Sukses

10 Januari 1920: Trauma Perang Dunia I Melahirkan Liga Bangsa-Bangsa

Liga Bangsa-Bangsa merupakan pendahulu dari Perserikatan Bangsa-Bangsa.

Liputan6.com, London - Pada 10 Januari 1920, Liga Bangsa-Bangsa (League of Nations) untuk pertama kalinya didirikan. Liga Bangsa-Bangsa merupakan respons dunia internasional terhadap kehancuran yang diakibatkan Perang Dunia I. Ada berjuta-juta prajurit yang kehilangan nyawa dalam perang yang berlangsung selama empat tahun tersebut. 

Setelah perang, publik meminta agar ada suatu cara agar perang sebesar itu tidak terjadi lagi. Gagasan mengenai Liga Bangsa-Bangsa dengan cepat tercapai pada Januari 1919, dua bulan usai The Great War berakhir pada November tahun sebelumnya.

Dilansir Britannica, ide dasar dari Liga Bangsa-Bangsa adalah menekankan bahwa perang agresif adalah sebuah kejahatan. Kejahatan itu tak termasuk kepada target perang, melainkan kepada kemanusiaan. Maka dari itu, negara-negara dunia mesti mencegah perang.

Salah satu tokoh penting berdirinya Liga Bangsa-Bangsa adalah Presiden AS Woodrow Wilson. Presiden yang terkenal sebagai intelektual itu menegaskan bahwa tugas pertama Liga Bangsa-Bangsa adalah menjamin perdamaian di masa depan.

Dari segi keanggotaan, Liga Bangsa-Bangsa berhasil merangkul banyak negara, termasuk negara-negara Amerika Latin, Uni Soviet, Yugoslavia, Jepang, Mesir, Kuba, Uni Afrika Selatan, hingga Afghanistan.

Sayangnya, Liga Bangsa-Bangsa gagal melalui ujian berat pada tahun 1930-an. Jepang dan Rusia keluar pada tahun 1933. Pada 1939, Jerman (negara yang kalah di Perang Dunia I) melancarkan invasi ke Polandia.
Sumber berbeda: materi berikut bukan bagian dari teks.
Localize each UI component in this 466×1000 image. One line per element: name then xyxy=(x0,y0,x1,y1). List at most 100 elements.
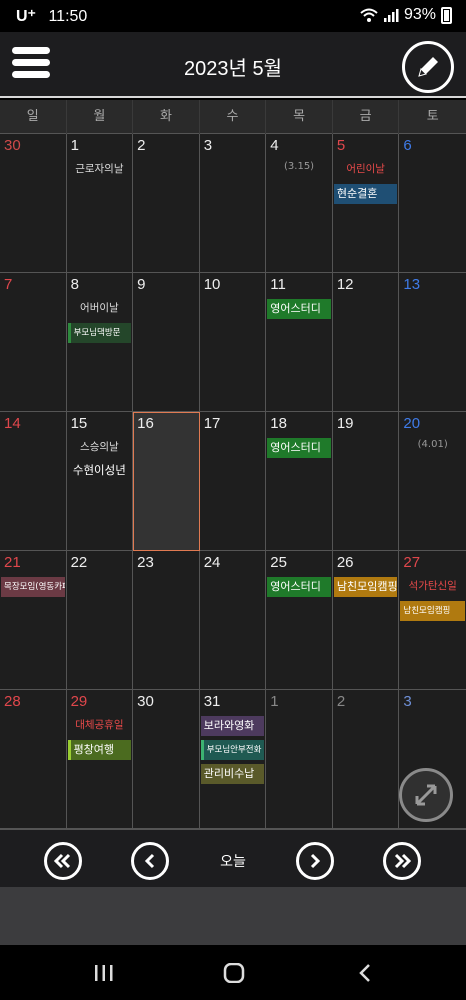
event-chip[interactable]: 남친모임캠핑 xyxy=(400,601,465,621)
carrier-label: U⁺ xyxy=(16,8,36,25)
day-cell[interactable]: 29 대체공휴일평창여행 xyxy=(66,690,134,829)
day-cell[interactable]: 18 영어스터디 xyxy=(266,412,333,551)
day-cell[interactable]: 19 xyxy=(332,412,400,551)
day-cell[interactable]: 10 xyxy=(199,273,267,412)
day-cell[interactable]: 24 xyxy=(199,551,267,690)
back-icon[interactable] xyxy=(356,963,376,983)
day-number: 2 xyxy=(137,137,146,154)
double-chevron-right-icon xyxy=(394,853,412,869)
day-cell[interactable]: 13 xyxy=(399,273,466,412)
day-cell[interactable]: 22 xyxy=(66,551,134,690)
day-number: 27 xyxy=(403,554,421,571)
month-title: 2023년 5월 xyxy=(184,58,282,80)
signal-icon xyxy=(383,9,399,22)
day-number: 7 xyxy=(4,276,13,293)
system-nav-bar xyxy=(0,945,466,1000)
holiday-label: 어린이날 xyxy=(346,163,385,175)
event-chip[interactable]: 영어스터디 xyxy=(267,577,331,597)
day-cell[interactable]: 14 xyxy=(0,412,67,551)
day-cell[interactable]: 17 xyxy=(199,412,267,551)
day-number: 23 xyxy=(137,554,154,571)
day-cell[interactable]: 20 (4.01) xyxy=(399,412,466,551)
next-month-button[interactable] xyxy=(296,842,334,880)
day-number: 16 xyxy=(137,415,154,432)
day-number: 20 xyxy=(403,415,421,432)
day-cell[interactable]: 6 xyxy=(399,134,466,273)
day-cell[interactable]: 28 xyxy=(0,690,67,829)
day-number: 29 xyxy=(70,693,88,710)
status-right: 93% xyxy=(360,6,452,24)
day-cell[interactable]: 4 (3.15) xyxy=(266,134,333,273)
home-icon[interactable] xyxy=(223,963,245,983)
day-cell[interactable]: 15 스승의날 수현이성년 xyxy=(66,412,134,551)
day-number: 25 xyxy=(270,554,287,571)
day-number: 8 xyxy=(70,276,79,293)
event-chip[interactable]: 부모님안부전화 xyxy=(200,740,265,760)
event-chip[interactable]: 평창여행 xyxy=(67,740,132,760)
weekday-label: 수 xyxy=(200,100,267,134)
event-chip[interactable]: 관리비수납 xyxy=(200,764,265,784)
day-number: 18 xyxy=(270,415,287,432)
event-chip[interactable]: 영어스터디 xyxy=(267,438,331,458)
weekday-label: 일 xyxy=(0,100,67,134)
day-cell[interactable]: 30 xyxy=(0,134,67,273)
lunar-date: (3.15) xyxy=(284,161,315,172)
weekday-header: 일 월 화 수 목 금 토 xyxy=(0,100,466,134)
event-chip[interactable]: 남친모임캠핑 xyxy=(333,577,398,597)
day-cell[interactable]: 27 석가탄신일 남친모임캠핑 xyxy=(399,551,466,690)
battery-icon xyxy=(441,6,452,24)
day-note: 근로자의날 xyxy=(75,163,124,175)
weekday-label: 목 xyxy=(266,100,333,134)
expand-icon xyxy=(415,784,437,806)
day-cell[interactable]: 23 xyxy=(133,551,200,690)
day-cell[interactable]: 8 어버이날 부모님댁방문 xyxy=(66,273,134,412)
day-number: 30 xyxy=(4,137,21,154)
day-cell[interactable]: 12 xyxy=(332,273,400,412)
day-number: 14 xyxy=(4,415,21,432)
day-cell[interactable]: 21 목장모임(영동카페) xyxy=(0,551,67,690)
next-year-button[interactable] xyxy=(383,842,421,880)
day-cell[interactable]: 31 보라와영화 부모님안부전화 관리비수납 xyxy=(199,690,267,829)
event-chip[interactable]: 현순결혼 xyxy=(333,184,398,204)
day-number: 10 xyxy=(203,276,221,293)
calendar-grid: 30 1 근로자의날 2 3 4 (3.15) 5 어린이날 현순결혼 6 7 8 어버이날 부모님댁방문 9… xyxy=(0,134,466,829)
weekday-label: 화 xyxy=(133,100,200,134)
day-cell[interactable]: 3 xyxy=(199,134,267,273)
event-chip[interactable]: 부모님댁방문 xyxy=(67,323,132,343)
day-number: 3 xyxy=(403,693,412,710)
day-cell[interactable]: 7 xyxy=(0,273,67,412)
day-number: 15 xyxy=(70,415,88,432)
chevron-right-icon xyxy=(310,853,321,869)
weekday-label: 월 xyxy=(67,100,134,134)
day-number: 2 xyxy=(336,693,346,710)
event-chip[interactable]: 영어스터디 xyxy=(267,299,331,319)
edit-button[interactable] xyxy=(402,41,454,93)
day-number: 24 xyxy=(203,554,221,571)
holiday-label: 대체공휴일 xyxy=(75,719,124,731)
day-cell[interactable]: 2 xyxy=(332,690,400,829)
recent-apps-icon[interactable] xyxy=(93,963,115,983)
lunar-date: (4.01) xyxy=(417,439,448,450)
battery-percent: 93% xyxy=(403,6,436,23)
status-left: U⁺ 11:50 xyxy=(16,6,87,26)
day-cell[interactable]: 1 xyxy=(266,690,333,829)
weekday-label: 금 xyxy=(333,100,400,134)
day-cell[interactable]: 9 xyxy=(133,273,200,412)
day-cell[interactable]: 2 xyxy=(133,134,200,273)
day-cell[interactable]: 16 xyxy=(133,412,200,551)
day-cell[interactable]: 11 영어스터디 xyxy=(266,273,333,412)
event-chip[interactable]: 보라와영화 xyxy=(200,716,265,736)
day-number: 11 xyxy=(270,276,286,293)
day-cell[interactable]: 5 어린이날 현순결혼 xyxy=(332,134,400,273)
day-cell[interactable]: 30 xyxy=(133,690,200,829)
day-cell[interactable]: 25 영어스터디 xyxy=(266,551,333,690)
day-number: 12 xyxy=(336,276,354,293)
day-number: 21 xyxy=(4,554,21,571)
day-number: 1 xyxy=(70,137,79,154)
event-chip[interactable]: 목장모임(영동카페) xyxy=(1,577,65,597)
day-cell[interactable]: 1 근로자의날 xyxy=(66,134,134,273)
expand-button[interactable] xyxy=(399,768,453,822)
day-number: 26 xyxy=(336,554,354,571)
day-cell[interactable]: 26 남친모임캠핑 xyxy=(332,551,400,690)
day-number: 9 xyxy=(137,276,146,293)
Italia juga menganeksasi Polandia pada tahun yang sama. 

Perang Dunia II lantas pecah dan sejumlah negara yang tergabung di Liga Bangsa-Bangsa bergabung menjadi sekutu: AS, Inggris, hingga Soviet. Setelah perang yang panjang, Sekutu berhasil mengalahkan Jerman, Italia, dan Jepang.

Setelah Perang Dunia II berakhir, Liga Bangsa-Bangsa resmi bubar dan digantikan Perserikatan Bangsa-Bangsa (PBB).

2 dari 2 halaman

PBB Belum Mampu Hentikan Perang di Jalur Gaza

Pada isu kontemporer, PBB ternyata juga belum bisa sepenuhnya efektif. Terbukti, perang di Gaza masih terus berlanjut dan Amerika Serikat malah memakai kekuatan veto di PBB untuk menyetop gencatan senjata. 

Akhir 2023, PBB meloloskan resolusi tentang Gaza, tetapi isinya lebih ke pengiriman bantuan, bukan gencatan senjata. 

Sekretaris Jenderal PBB Antonio Guterres sendiri skeptis bahwa resolusi DK PBB tanpa klausul gencatan senjata akan menciptakan kondisi efektif bagi operasi bantuan.

"Saya berharap resolusi DK PBB hari ini dapat membantu meningkatkan penyaluran bantuan yang sangat dibutuhkan, namun gencatan senjata kemanusiaan adalah satu-satunya cara untuk mulai memenuhi kebutuhan mendesak masyarakat di Gaza dan mengakhiri mimpi buruk mereka yang sedang berlangsung," tulis Guterres di media sosial.

"Banyak orang mengukur efektivitas operasi kemanusiaan di Gaza berdasarkan jumlah truk dari Bulan Sabit Merah Mesir, PBB, dan mitra kami yang diizinkan menurunkan bantuan melintasi perbatasan. Ini sebuah kesalahan."

Dia menambahkan, "Masalah sebenarnya adalah cara Israel melakukan serangan ini menciptakan hambatan besar terhadap distribusi bantuan kemanusiaan di Gaza."